Unfortunately, the Second Court of Appeal agreed with the trial court, affirming the dismissal. Relying upon cases in Illinois, the court found as an essential element for negligent entrustment that the person being charged with legal liability actually has a superior right to control the property in question. The court reasoned that once Weber paid the valet, the valet company no longer had any right to keep his car. The court went as far as to say that the valet attendants and company could have been found liable for conversion had they failed to return the car on demand.

As a Broward car accident lawyer who sues drunk drivers, I am very angry at the Court’s decision. I do not agree that anyone who can foresee a situation as dangerous as handing the keys over to a drunk driver and has an opportunity to prevent tragedy should not be held legally responsible. Valet parking attendants are agents to bars, restaurants and shopping malls. If they see a clearly drunk patron attempting to take possession of a car or truck, they should immediately notify the authorities and refuse to hand the keys over. Allowing this corporation and other valet parking companies to escape liability for delivering cars to drunk drivers endangers us all.

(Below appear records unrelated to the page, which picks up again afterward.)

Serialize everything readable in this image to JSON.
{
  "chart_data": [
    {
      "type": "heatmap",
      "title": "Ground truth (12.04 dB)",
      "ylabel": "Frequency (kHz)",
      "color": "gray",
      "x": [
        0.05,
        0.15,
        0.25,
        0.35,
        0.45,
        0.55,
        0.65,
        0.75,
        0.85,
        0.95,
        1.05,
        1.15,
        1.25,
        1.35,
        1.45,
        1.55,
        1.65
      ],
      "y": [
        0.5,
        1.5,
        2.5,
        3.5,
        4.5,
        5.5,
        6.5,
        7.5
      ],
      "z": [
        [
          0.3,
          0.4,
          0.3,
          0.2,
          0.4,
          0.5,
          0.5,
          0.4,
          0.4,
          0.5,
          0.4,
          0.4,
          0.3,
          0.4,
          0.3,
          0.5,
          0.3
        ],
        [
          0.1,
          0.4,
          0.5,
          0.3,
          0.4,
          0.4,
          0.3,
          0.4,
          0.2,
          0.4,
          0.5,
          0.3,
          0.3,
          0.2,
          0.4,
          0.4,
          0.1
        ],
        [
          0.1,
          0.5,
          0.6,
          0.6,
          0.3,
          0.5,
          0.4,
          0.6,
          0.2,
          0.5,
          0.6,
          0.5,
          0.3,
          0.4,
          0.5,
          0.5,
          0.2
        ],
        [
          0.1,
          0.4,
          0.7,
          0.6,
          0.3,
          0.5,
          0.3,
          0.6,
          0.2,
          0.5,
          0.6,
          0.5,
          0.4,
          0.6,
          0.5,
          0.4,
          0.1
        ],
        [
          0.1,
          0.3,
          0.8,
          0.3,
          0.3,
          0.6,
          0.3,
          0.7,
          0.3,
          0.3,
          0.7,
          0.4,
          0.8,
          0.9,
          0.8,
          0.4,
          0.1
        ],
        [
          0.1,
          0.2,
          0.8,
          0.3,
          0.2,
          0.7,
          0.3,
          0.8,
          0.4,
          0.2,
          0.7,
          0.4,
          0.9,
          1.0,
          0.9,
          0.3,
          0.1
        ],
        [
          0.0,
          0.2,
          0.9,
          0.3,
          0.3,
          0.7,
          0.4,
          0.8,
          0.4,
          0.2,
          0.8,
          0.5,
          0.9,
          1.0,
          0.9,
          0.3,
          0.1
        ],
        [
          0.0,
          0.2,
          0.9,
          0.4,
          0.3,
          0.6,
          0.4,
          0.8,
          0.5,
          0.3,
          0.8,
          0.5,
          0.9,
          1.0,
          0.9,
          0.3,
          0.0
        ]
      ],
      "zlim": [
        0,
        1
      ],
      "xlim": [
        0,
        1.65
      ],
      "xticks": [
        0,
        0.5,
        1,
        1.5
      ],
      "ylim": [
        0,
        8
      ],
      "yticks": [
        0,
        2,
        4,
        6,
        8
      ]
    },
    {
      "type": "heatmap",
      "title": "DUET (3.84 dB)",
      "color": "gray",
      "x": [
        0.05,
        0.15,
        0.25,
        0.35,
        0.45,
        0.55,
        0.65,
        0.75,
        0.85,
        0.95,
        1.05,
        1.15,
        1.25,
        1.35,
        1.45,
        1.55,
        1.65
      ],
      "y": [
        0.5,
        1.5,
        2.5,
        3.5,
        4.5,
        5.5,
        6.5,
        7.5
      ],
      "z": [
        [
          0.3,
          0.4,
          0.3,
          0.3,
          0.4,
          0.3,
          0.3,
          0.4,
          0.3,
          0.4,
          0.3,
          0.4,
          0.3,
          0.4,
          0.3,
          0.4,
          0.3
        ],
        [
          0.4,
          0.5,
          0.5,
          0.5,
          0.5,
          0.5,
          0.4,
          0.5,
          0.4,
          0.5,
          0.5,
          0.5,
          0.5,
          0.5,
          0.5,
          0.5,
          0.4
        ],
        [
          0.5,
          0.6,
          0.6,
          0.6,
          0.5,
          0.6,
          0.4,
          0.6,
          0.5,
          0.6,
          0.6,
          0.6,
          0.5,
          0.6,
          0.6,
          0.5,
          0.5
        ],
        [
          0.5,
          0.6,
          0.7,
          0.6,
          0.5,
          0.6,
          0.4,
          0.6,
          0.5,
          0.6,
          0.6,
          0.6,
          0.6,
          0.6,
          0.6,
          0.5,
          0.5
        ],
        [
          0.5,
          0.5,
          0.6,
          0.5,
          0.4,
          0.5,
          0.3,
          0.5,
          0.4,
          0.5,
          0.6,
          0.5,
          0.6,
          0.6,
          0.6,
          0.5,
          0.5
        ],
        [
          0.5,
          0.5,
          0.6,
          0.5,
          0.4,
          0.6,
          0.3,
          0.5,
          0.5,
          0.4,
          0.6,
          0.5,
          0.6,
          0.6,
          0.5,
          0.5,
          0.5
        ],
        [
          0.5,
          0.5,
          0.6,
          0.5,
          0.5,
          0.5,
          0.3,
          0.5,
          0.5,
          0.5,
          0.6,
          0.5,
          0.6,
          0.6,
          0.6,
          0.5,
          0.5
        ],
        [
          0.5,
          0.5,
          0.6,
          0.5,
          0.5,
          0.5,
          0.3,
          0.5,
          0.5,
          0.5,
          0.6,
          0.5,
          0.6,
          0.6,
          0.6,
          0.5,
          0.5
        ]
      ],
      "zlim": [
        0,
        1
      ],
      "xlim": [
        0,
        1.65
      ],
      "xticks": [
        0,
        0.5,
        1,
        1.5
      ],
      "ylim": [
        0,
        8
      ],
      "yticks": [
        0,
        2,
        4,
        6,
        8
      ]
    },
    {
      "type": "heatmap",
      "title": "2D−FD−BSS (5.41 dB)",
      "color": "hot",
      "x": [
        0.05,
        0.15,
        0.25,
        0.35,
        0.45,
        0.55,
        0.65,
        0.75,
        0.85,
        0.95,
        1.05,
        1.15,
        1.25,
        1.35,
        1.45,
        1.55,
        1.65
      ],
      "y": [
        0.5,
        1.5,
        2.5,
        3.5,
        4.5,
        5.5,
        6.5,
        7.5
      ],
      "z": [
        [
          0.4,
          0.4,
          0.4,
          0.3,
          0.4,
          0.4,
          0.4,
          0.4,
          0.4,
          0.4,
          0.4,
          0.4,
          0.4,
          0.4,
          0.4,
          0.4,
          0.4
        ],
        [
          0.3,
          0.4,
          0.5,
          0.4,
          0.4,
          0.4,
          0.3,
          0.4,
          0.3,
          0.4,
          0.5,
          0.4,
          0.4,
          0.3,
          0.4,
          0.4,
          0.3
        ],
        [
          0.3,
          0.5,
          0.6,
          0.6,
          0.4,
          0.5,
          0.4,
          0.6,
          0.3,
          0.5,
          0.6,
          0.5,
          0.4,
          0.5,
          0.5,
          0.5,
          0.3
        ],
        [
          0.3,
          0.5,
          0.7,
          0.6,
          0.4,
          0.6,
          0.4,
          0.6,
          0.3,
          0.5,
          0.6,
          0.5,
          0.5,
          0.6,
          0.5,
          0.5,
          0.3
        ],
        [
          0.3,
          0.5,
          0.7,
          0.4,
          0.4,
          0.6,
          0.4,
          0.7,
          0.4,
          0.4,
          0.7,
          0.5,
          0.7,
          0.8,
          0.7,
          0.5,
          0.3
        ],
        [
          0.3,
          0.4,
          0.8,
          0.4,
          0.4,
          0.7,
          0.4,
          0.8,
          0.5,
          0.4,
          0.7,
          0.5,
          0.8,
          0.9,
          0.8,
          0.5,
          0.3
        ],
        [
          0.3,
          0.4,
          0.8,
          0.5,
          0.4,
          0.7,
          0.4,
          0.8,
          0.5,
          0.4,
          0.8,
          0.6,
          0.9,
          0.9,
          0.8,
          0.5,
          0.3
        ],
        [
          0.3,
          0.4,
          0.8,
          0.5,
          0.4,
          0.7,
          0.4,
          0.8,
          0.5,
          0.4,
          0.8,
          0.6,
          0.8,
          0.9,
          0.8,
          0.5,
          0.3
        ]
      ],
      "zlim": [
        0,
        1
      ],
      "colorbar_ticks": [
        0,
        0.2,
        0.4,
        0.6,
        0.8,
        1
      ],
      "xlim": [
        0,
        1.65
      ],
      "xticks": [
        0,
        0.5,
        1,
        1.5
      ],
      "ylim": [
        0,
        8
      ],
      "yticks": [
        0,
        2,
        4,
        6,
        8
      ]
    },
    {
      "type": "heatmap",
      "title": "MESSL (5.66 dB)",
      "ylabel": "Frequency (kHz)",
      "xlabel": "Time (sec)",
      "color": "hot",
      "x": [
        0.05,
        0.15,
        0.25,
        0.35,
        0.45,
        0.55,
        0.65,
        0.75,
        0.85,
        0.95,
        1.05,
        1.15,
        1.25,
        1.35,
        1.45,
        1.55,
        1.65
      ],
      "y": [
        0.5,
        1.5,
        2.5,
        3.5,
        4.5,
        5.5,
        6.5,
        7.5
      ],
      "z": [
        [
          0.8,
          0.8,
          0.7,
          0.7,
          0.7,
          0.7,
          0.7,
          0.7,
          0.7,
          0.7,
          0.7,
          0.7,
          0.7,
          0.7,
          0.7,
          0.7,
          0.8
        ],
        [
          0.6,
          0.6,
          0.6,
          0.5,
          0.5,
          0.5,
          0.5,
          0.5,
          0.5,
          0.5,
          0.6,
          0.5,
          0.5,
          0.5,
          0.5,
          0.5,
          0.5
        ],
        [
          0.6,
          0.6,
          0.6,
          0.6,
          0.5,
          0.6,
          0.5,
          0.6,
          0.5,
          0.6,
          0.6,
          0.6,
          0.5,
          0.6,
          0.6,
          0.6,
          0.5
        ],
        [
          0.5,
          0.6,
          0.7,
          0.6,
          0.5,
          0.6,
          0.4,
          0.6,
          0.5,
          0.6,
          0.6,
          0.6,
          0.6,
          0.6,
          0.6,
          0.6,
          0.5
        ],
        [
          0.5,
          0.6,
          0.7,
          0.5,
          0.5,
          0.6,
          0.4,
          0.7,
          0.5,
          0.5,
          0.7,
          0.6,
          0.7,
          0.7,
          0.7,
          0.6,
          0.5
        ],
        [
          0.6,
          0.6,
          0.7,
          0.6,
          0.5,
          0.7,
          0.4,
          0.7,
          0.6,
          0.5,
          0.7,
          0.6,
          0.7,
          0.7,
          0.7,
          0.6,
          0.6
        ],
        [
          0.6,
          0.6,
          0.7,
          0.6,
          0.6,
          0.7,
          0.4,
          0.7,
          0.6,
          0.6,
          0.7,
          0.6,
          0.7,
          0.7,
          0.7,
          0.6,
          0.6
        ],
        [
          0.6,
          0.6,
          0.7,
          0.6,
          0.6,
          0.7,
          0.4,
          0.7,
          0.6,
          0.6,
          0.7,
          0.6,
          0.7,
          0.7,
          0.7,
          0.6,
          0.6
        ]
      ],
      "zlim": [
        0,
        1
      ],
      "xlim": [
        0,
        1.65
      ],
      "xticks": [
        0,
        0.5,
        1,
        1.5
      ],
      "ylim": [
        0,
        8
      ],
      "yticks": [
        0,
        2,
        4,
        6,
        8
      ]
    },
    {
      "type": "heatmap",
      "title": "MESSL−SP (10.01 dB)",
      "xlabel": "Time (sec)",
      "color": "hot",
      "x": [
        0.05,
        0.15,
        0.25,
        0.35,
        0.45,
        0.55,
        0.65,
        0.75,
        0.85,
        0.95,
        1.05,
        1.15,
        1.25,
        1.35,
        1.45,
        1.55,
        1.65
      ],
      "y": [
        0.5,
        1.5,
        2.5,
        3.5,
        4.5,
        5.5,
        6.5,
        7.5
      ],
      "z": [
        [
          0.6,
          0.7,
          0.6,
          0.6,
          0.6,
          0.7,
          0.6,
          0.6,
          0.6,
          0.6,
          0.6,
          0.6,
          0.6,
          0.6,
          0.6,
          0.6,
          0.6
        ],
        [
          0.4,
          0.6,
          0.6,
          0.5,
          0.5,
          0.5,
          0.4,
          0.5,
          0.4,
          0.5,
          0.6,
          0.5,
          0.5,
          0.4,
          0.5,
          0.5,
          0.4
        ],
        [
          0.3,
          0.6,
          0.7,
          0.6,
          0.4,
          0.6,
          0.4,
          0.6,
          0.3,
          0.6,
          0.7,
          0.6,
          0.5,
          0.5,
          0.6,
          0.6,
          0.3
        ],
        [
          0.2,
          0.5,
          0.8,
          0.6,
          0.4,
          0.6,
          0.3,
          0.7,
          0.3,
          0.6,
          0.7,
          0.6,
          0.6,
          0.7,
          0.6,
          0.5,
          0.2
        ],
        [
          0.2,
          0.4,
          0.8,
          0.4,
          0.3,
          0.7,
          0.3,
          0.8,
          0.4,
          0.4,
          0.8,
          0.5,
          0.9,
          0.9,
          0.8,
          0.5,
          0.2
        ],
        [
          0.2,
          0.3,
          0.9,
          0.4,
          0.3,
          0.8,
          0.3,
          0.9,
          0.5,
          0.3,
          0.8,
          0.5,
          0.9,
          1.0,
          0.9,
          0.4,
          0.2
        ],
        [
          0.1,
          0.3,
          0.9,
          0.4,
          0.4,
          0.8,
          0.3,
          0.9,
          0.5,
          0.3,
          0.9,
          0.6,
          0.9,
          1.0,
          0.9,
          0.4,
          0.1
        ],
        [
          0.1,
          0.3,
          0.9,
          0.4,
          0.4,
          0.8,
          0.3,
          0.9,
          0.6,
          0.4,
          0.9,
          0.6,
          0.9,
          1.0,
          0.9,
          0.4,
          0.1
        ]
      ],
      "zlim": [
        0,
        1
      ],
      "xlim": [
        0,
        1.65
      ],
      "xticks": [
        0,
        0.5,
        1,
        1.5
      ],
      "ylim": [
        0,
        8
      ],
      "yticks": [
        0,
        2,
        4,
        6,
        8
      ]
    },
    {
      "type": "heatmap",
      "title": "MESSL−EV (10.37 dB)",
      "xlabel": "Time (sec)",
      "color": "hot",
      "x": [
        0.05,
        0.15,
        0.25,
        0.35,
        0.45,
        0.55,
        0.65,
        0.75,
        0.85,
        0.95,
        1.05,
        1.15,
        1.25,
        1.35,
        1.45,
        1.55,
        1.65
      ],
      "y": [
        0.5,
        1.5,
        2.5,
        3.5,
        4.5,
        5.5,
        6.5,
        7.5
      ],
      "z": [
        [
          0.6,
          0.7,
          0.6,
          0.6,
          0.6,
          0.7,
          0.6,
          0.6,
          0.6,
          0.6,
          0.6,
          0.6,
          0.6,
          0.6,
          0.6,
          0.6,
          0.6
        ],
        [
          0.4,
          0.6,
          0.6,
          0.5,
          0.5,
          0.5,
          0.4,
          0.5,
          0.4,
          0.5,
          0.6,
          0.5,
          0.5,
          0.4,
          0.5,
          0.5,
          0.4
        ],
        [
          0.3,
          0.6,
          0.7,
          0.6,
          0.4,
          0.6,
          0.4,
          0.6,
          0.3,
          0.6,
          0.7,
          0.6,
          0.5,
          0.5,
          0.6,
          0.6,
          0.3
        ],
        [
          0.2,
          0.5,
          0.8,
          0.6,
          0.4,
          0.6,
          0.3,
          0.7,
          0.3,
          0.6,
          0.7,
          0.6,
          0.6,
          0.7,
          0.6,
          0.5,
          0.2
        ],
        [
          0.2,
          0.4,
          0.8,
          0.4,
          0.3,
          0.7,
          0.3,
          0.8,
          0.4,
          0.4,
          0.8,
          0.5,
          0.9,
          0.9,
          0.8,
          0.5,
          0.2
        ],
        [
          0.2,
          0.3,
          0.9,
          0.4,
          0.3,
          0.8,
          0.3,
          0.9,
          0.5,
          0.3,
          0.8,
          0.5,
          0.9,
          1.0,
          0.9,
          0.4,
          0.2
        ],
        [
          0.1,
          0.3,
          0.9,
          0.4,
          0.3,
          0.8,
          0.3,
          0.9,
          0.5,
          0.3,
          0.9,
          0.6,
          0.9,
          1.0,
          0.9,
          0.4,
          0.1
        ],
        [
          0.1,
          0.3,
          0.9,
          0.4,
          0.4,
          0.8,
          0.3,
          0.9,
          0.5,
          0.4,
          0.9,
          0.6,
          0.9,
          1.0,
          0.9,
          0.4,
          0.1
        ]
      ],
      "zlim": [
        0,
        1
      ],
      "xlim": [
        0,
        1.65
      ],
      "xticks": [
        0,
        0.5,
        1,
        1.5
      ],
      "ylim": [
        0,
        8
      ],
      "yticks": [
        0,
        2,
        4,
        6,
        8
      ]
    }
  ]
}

I urge Florida’s legislature to immediately enact a statute that would directly place liability on valet companies if they hand over car keys to an intoxicated driver. By placing a legal duty on valet companies, we hope that it will prevent other drunk driving accidents like this in the future. We express our condolences to the Weber family and applaud the efforts of her great North Florida car accident lawyers for trying to reverse this unjust and unfair law.